Una vez más, podemos criticar al presidente López Obrador por muchas cosas,
pero no podremos quejarnos de que no nos avisó lo que pretende.
Y lo que
pretende es utilizar todo cuanto le ofrezca la coyuntura para avanzar (eso cree
él, que es un progreso y no una destrucción institucional) en su propósito de
establecer las condiciones políticas mediante las cuales la nueva
administración imponga su agenda en todos los ámbitos.
Esa agenda
tiene un solo objetivo estratégico –aunque nada original: perpetuarse en el
poder como movimiento– y dos tácticos: fincar en los programas sociales para
los más desvalidos la retórica (justa, pero no sabemos si viable) de que a este
proyecto político lo motiva su vocación de justicia social; y, segundo, que hay
una manera de administrar México, incluyendo proyectos faraónicos como Dos
Bocas, el Tren Maya o Santa Lucía, que dará al pueblo nuevas razones de orgullo
patrio, porque esas obras supuestamente serán no sólo funcionales, sino
nacionalistas y, sobre todo, más económicas porque surgen de la honestidad.

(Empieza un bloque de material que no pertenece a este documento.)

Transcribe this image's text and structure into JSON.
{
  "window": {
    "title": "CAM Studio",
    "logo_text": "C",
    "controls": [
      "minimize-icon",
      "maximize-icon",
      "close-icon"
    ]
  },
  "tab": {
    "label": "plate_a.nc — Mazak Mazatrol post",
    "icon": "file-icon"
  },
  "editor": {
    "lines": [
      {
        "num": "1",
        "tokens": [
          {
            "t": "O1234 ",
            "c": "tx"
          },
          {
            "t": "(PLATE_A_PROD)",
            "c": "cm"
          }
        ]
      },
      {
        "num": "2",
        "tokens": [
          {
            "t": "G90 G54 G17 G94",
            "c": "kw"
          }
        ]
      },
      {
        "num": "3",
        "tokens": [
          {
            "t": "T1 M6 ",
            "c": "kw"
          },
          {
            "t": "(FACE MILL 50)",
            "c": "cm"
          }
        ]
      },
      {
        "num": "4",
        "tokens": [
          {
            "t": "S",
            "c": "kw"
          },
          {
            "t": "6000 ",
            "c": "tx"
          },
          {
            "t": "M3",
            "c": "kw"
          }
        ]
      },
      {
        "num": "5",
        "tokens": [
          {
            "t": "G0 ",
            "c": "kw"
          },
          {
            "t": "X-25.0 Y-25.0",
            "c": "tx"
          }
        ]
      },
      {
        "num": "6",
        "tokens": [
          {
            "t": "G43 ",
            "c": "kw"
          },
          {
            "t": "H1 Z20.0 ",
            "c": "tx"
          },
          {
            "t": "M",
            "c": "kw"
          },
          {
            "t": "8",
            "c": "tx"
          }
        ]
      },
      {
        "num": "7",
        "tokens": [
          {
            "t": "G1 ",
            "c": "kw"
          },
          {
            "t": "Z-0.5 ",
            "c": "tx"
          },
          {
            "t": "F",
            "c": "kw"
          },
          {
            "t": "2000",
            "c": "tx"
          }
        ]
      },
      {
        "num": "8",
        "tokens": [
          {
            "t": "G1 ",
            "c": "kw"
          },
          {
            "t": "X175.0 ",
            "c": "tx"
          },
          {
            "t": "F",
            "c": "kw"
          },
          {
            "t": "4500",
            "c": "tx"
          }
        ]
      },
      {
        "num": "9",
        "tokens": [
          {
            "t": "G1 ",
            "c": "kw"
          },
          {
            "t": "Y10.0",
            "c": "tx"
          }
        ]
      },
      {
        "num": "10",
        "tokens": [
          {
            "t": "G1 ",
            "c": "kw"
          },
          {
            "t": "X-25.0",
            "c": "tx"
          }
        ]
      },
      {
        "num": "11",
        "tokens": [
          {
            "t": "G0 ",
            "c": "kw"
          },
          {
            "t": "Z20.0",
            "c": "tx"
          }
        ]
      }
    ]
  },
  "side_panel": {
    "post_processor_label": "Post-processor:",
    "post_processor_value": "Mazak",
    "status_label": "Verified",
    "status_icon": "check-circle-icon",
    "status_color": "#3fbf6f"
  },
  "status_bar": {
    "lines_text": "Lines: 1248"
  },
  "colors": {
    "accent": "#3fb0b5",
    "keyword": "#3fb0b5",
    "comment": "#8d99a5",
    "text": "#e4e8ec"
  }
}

Dinero a los pobres y símbolos, pues.
AMLO cree
que tiene suerte. Esta crisis dual golpeará al barco, pero no solo a él, sino a
todos. Lo cual, en su cálculo, dejará más mermados a quienes se le podrían
oponer.
Por eso
menosprecia propuestas y llamados del CCE o la Coparmex, mientras consiente a
empresarios de las telecomunicaciones, de quienes no puede prescindir en una
eventual batalla mediática.
Porque en su
lógica, de cara al año electoral que es el 2021, todos los eventuales
adversarios de Morena, incluidos varios gobernadores con aspiraciones
presidenciales, pasarán aceite cuando con motivo de la crisis los dejen en los
huesos con recortes y menores ingresos fiscales.
El
Presidente, pues, cree que tiene más posibilidades de avanzar en medio de los
restos de un naufragio.
Y cuenta
para ello con un Congreso de la Unión que le dará todo lo que le pida, como
vimos el lunes, donde la oposición no logra ni el saludo.
La crisis
como herramienta para hacer que Morena retenga la Cámara de Diputados y se
imponga en la mayoría de las 15 gubernaturas a renovarse el año entrante.
¿Con qué se
harán las elecciones? Con eso que él dice que es para el 70% de mexicanos que
quiere proteger: entrega de becas y pensiones. Y con la movilización total del
gobierno federal en esa operación.
Que nadie se
equivoque. Desde Palacio Nacional no habrá una convocatoria para formar un
frente o un pacto para el rescate de México. Nada. Sería lo último que haría
AMLO. Prefiere ver la pérdida de miles de empresas y puestos de trabajo, antes
que permitir que, por un lado, sus adversarios políticos tengan algún rol, por
mínimo que sea, en el plan de salvación; y, por otro, antes de fortalecer a
quienes pueden destronarlo en 2021, en 2022 (revocación) o en 2024.
Para ser
justos, la normalidad en nuestro país ya no era tal desde 2018, pero eran
muchos los que no quisieron ver que apenas pasaron las elecciones, López
Obrador trazó el mapa para retener el poder varios sexenios. Así destruyó el NAIM
de Texcoco y de la misma forma permitió que Nahle y Bartlett pusieran en riesgo
la inversión privada. Porque el plan era arrasar la villa para ser los únicos
que pudieran presentarse como salvadores de la villa. Y en eso llegó el
coronavirus con su (“oportuno”) apocalipsis financiero.
Les vino
como anillo al dedo. Ay, ¿lo cité o lo dije? Como sea: no se confundan, la
vuelta a la normalidad será menos posible si no advertimos que la sociedad
deberá construir ese camino de posible retorno a una democracia funcional, al
tiempo que el gobierno trabajará exclusivamente para que no se pavimente sino
su política de exclusión de la pluralidad en nombre de los pobres.